Covid-Battered Africa Gets Support during the Paris Summit
The Recent summit hosted by Paris is a ray of hope for Africa and the African economy. The key pledge at the end of the summit was to lift patents to allow Africa to produce its own vaccines. Additionally, the summit also aimed at offering financial support to Africa while relieving the debt owed by Africa given its severely impacted economy.
What Africa is facing is a social crisis and not purely an economic crisis. Africa is on the brink of a lost decade, a period in which economies and governance have not been at the best. It has come to a point where the growth rate for the continent is somewhere negative 2.8.
The Paris summit brought together twenty African leaders, top executives from the European Union, and officials from International Monetary Fund (IMF). The intention was to help Africa on the economic and health front.
The IMF was central to the discussions in Paris as they could help provide speedy access to much-needed funds. They could give access to rapid funding that would be easy for African countries to use to boost their finances. This centers on Special Drawing Rights that are a sort of assets that the IMF has available to its members. It can increase this asset pool by $650 billion in response to the pandemic. Only $33 billion of this will directly be available to African countries to change for currency. And they can use it for much-needed supplies for their medical systems.
However, what’s under negotiation here is that developed countries like France giving their Special Drawing Rights to those developing countries. The goal is to give them short-term financing needs at no or low cost and to restore investor confidence in these countries. This will allow them that breathing room to recover at a time when Africa is facing its worst recession in 25 years.
As a result of the discussions during the summit, France agreed to cancel has as much as $5 billion of debt owed by Sudan.

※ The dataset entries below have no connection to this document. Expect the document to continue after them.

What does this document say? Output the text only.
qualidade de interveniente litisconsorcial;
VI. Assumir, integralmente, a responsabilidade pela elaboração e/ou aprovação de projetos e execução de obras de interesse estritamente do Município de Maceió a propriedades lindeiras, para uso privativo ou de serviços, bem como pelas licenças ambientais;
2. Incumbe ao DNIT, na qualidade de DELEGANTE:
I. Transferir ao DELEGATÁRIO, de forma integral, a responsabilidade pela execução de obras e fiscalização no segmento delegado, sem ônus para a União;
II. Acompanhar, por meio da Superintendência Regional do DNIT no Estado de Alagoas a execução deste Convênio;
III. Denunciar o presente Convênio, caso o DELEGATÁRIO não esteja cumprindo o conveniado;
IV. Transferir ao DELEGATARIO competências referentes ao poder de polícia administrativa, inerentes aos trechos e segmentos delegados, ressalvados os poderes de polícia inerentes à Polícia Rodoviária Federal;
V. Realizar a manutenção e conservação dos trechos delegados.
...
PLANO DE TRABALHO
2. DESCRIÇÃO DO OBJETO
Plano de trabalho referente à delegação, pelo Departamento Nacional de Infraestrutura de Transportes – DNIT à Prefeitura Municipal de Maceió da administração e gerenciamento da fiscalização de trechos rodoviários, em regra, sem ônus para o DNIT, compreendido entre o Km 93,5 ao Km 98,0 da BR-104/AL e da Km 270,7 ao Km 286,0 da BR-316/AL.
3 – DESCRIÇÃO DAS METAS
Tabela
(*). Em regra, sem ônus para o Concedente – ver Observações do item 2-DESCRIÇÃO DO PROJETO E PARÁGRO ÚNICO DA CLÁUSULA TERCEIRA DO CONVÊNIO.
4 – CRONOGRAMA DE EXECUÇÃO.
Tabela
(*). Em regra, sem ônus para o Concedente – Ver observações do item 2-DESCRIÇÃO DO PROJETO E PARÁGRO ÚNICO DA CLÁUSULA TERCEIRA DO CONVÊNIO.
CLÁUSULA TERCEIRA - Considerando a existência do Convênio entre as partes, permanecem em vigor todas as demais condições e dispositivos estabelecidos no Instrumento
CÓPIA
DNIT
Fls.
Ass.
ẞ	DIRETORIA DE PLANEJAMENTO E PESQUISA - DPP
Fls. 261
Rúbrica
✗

Amongst other issues was also the issue of the Covid-19 vaccines and the waiver of patent with respect to it. President Ramaphosa brought attention to the waiver on patent rights on vaccines that the developed countries were seeking. South Africa and India have been requesting developed nations speaking to their pharmaceutical companies to support the waiver.
Additionally, during the summit, France also agreed to assist South Africa to build capacity in the manufacturing of vaccines. This is very important from the point of view of future pandemics and diseases.
President Emanuel Macron is also expected to visit Africa by the end of this month. It is expected that on the agenda would be the relations between the two countries on the political, security, trade front.